Acquisisci le immagini della serie time-lapse nei giorni 1, 2 e 3 e 5, 7 e 10 prima di passare. La digestione di due ore del tessuto tumorale della vescica con collagenasi / ialuronidasi e DNasi I disponibili in commercio porta a una digestione sufficiente di 0,5-1 millimetro cubo di pezzi di tessuto bioptico di cistectomia più complesso, comprese le cellule neoplastiche all'interno della lamina propria e gli strati muscolari della vescica. Frammenti post-digestione più grandi sono adatti per la coltura e le piastre di coltura tissutale standard di qualsiasi dimensione per isolare nuove colture bidimensionali.

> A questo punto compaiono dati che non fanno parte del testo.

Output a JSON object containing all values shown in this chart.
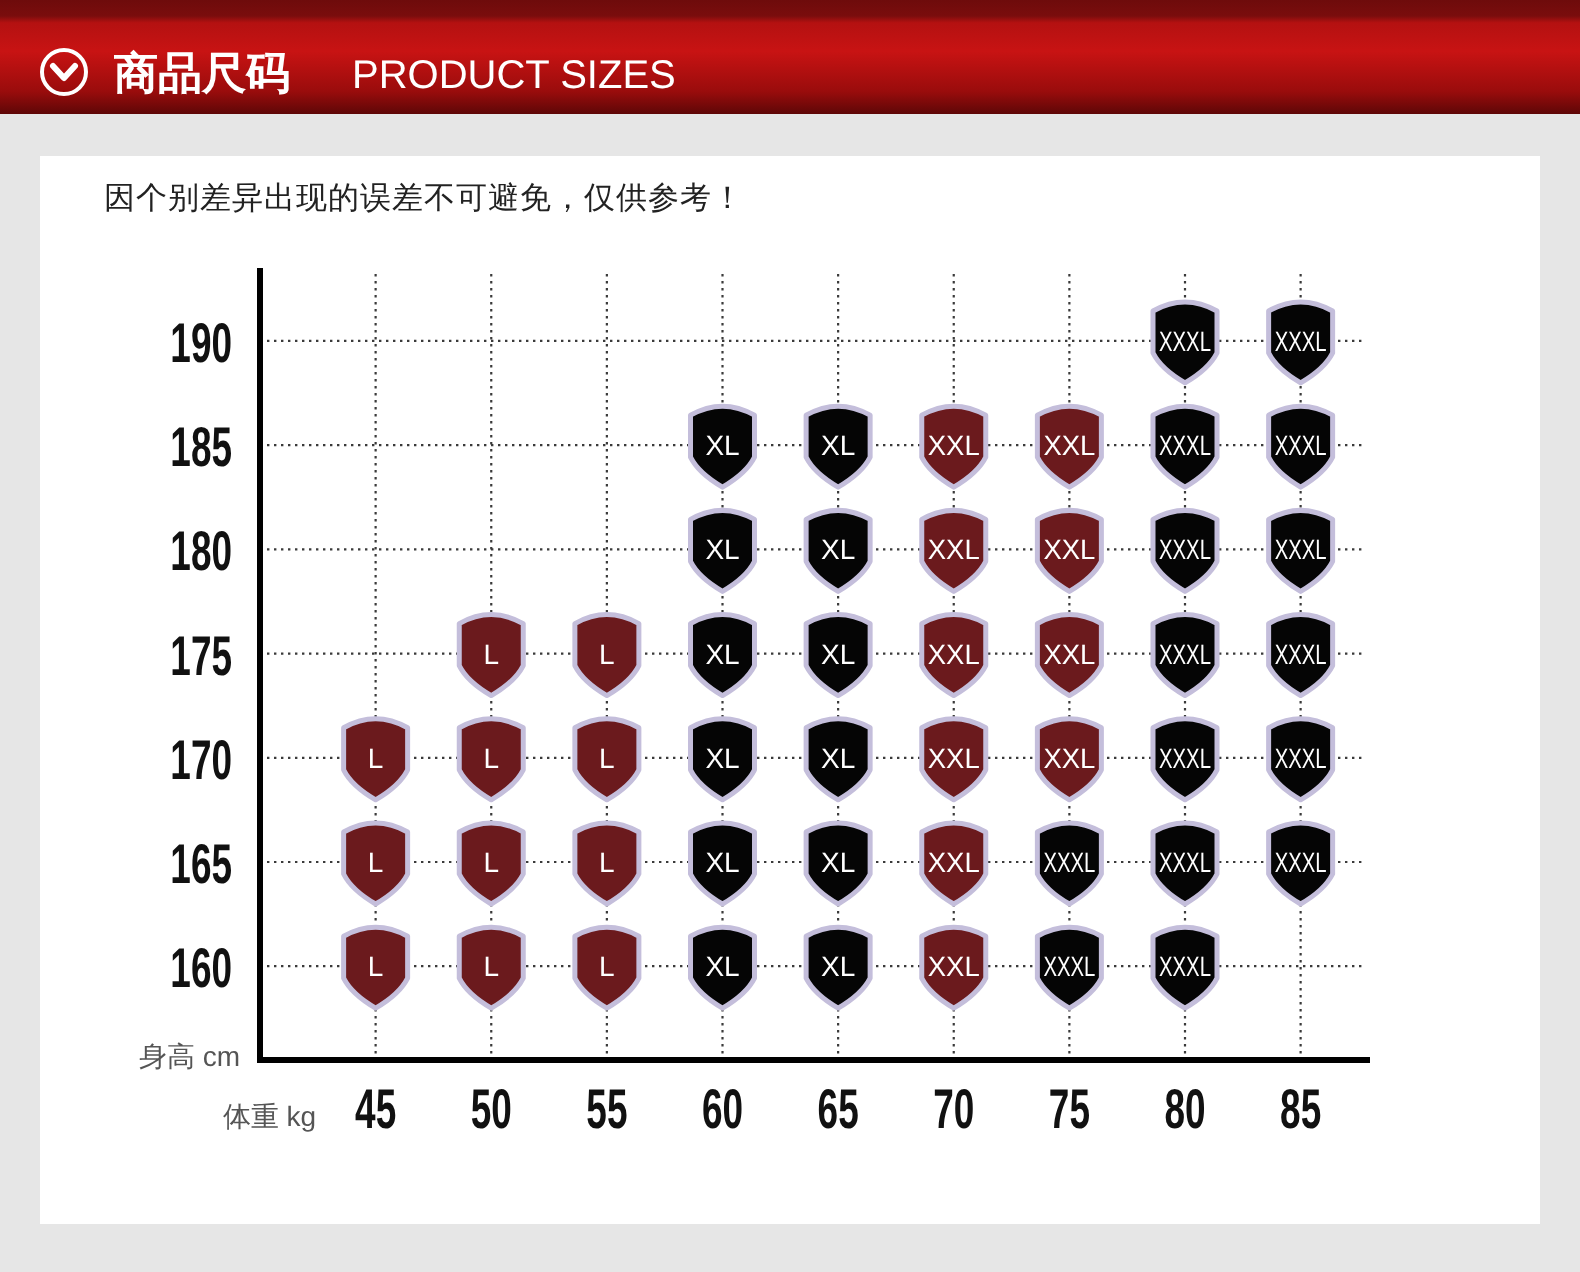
{
  "chart_data": {
    "type": "scatter",
    "title": "商品尺码",
    "subtitle": "PRODUCT SIZES",
    "annotations": [
      "因个别差异出现的误差不可避免，仅供参考！"
    ],
    "xlabel": "体重 kg",
    "ylabel": "身高 cm",
    "xlim": [
      40,
      88
    ],
    "ylim": [
      155.5,
      193.5
    ],
    "xticks": [
      45,
      50,
      55,
      60,
      65,
      70,
      75,
      80,
      85
    ],
    "yticks": [
      160,
      165,
      170,
      175,
      180,
      185,
      190
    ],
    "grid": true,
    "series": [
      {
        "name": "L",
        "color": "#6b1a1d",
        "x": [
          45,
          45,
          45,
          50,
          50,
          50,
          50,
          55,
          55,
          55,
          55
        ],
        "values": [
          160,
          165,
          170,
          160,
          165,
          170,
          175,
          160,
          165,
          170,
          175
        ]
      },
      {
        "name": "XL",
        "color": "#050505",
        "x": [
          60,
          60,
          60,
          60,
          60,
          60,
          65,
          65,
          65,
          65,
          65,
          65
        ],
        "values": [
          160,
          165,
          170,
          175,
          180,
          185,
          160,
          165,
          170,
          175,
          180,
          185
        ]
      },
      {
        "name": "XXL",
        "color": "#6b1a1d",
        "x": [
          70,
          70,
          70,
          70,
          70,
          70,
          75,
          75,
          75,
          75
        ],
        "values": [
          160,
          165,
          170,
          175,
          180,
          185,
          170,
          175,
          180,
          185
        ]
      },
      {
        "name": "XXXL",
        "color": "#050505",
        "x": [
          75,
          75,
          80,
          80,
          80,
          80,
          80,
          80,
          80,
          85,
          85,
          85,
          85,
          85,
          85
        ],
        "values": [
          160,
          165,
          160,
          165,
          170,
          175,
          180,
          185,
          190,
          165,
          170,
          175,
          180,
          185,
          190
        ]
      }
    ]
  }
}
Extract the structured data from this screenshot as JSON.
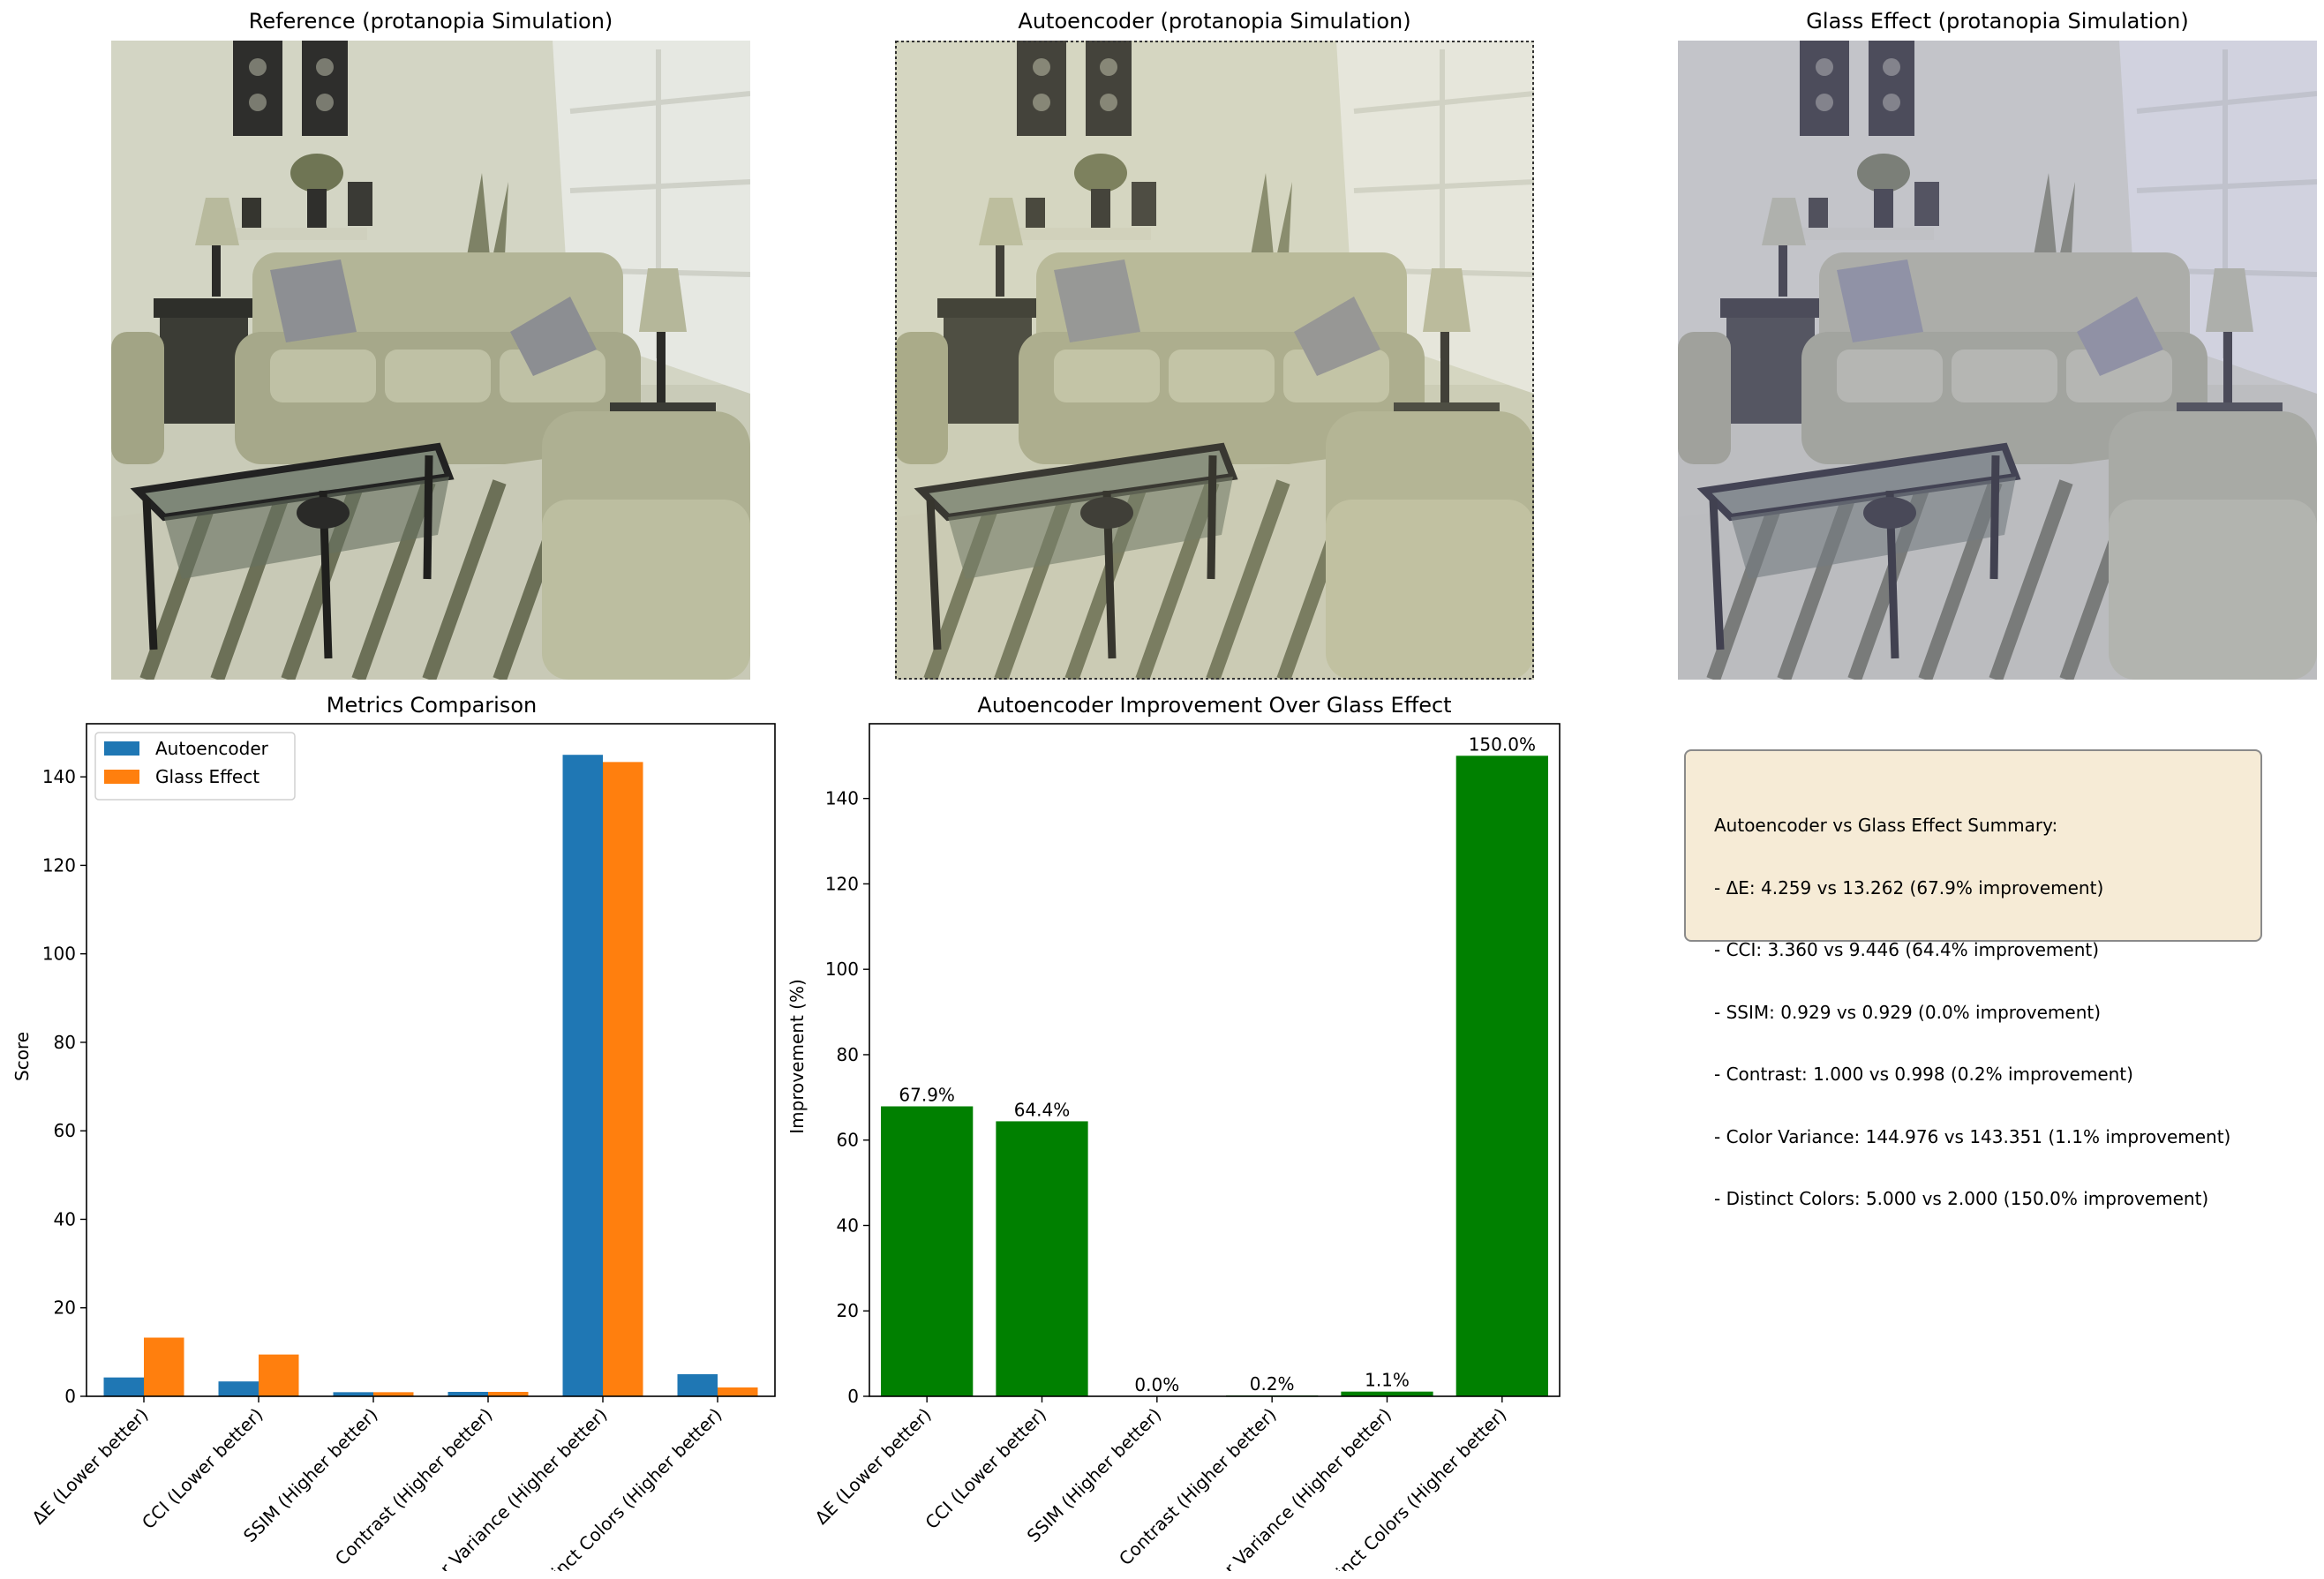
{
  "panels": {
    "reference_title": "Reference (protanopia Simulation)",
    "autoencoder_title": "Autoencoder (protanopia Simulation)",
    "glass_title": "Glass Effect (protanopia Simulation)"
  },
  "colors": {
    "autoencoder": "#1f77b4",
    "glass": "#ff7f0e",
    "improvement": "#008000",
    "summary_bg": "#f6ebd6"
  },
  "chart_data": [
    {
      "type": "bar",
      "title": "Metrics Comparison",
      "xlabel": "",
      "ylabel": "Score",
      "ylim": [
        0,
        152
      ],
      "yticks": [
        0,
        20,
        40,
        60,
        80,
        100,
        120,
        140
      ],
      "legend_position": "top-left",
      "categories": [
        "ΔE (Lower better)",
        "CCI (Lower better)",
        "SSIM (Higher better)",
        "Contrast (Higher better)",
        "Color Variance (Higher better)",
        "Distinct Colors (Higher better)"
      ],
      "series": [
        {
          "name": "Autoencoder",
          "values": [
            4.259,
            3.36,
            0.929,
            1.0,
            144.976,
            5.0
          ]
        },
        {
          "name": "Glass Effect",
          "values": [
            13.262,
            9.446,
            0.929,
            0.998,
            143.351,
            2.0
          ]
        }
      ]
    },
    {
      "type": "bar",
      "title": "Autoencoder Improvement Over Glass Effect",
      "xlabel": "",
      "ylabel": "Improvement (%)",
      "ylim": [
        0,
        157.5
      ],
      "yticks": [
        0,
        20,
        40,
        60,
        80,
        100,
        120,
        140
      ],
      "categories": [
        "ΔE (Lower better)",
        "CCI (Lower better)",
        "SSIM (Higher better)",
        "Contrast (Higher better)",
        "Color Variance (Higher better)",
        "Distinct Colors (Higher better)"
      ],
      "values": [
        67.9,
        64.4,
        0.0,
        0.2,
        1.1,
        150.0
      ],
      "data_labels": [
        "67.9%",
        "64.4%",
        "0.0%",
        "0.2%",
        "1.1%",
        "150.0%"
      ]
    }
  ],
  "summary": {
    "heading": "Autoencoder vs Glass Effect Summary:",
    "lines": [
      "- ΔE: 4.259 vs 13.262 (67.9% improvement)",
      "- CCI: 3.360 vs 9.446 (64.4% improvement)",
      "- SSIM: 0.929 vs 0.929 (0.0% improvement)",
      "- Contrast: 1.000 vs 0.998 (0.2% improvement)",
      "- Color Variance: 144.976 vs 143.351 (1.1% improvement)",
      "- Distinct Colors: 5.000 vs 2.000 (150.0% improvement)"
    ]
  }
}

Gli organoidi generati da questa procedura subiscono un autoassemblaggio dinamico, comprese le fasi di aggregazione, compattazione e formazione finale di strutture cellulari strette. Istologicamente, queste strutture ricapitolano il tumore originale del paziente. Gli organoidi generati in questa procedura sono adatti a molti scopi, tra cui un'ulteriore caratterizzazione istopatologica, il biobanking e i test di efficacia dei farmaci.
Dopo la generazione di organoidi, ulteriori metodi possono essere utilizzati per profilare questi tumori, tra cui il ruolo delle terapie anti-cancro, la profilazione metabolica o il profilo di trascrizione. All'interno di questo quadro 3D, queste metodologie aggiuntive forniscono potenti informazioni sulla biologia del cancro alla vescica. Questo metodo è stato una base importante per gli studi che studiano l'immunooncologia e il metabolismo cellulare.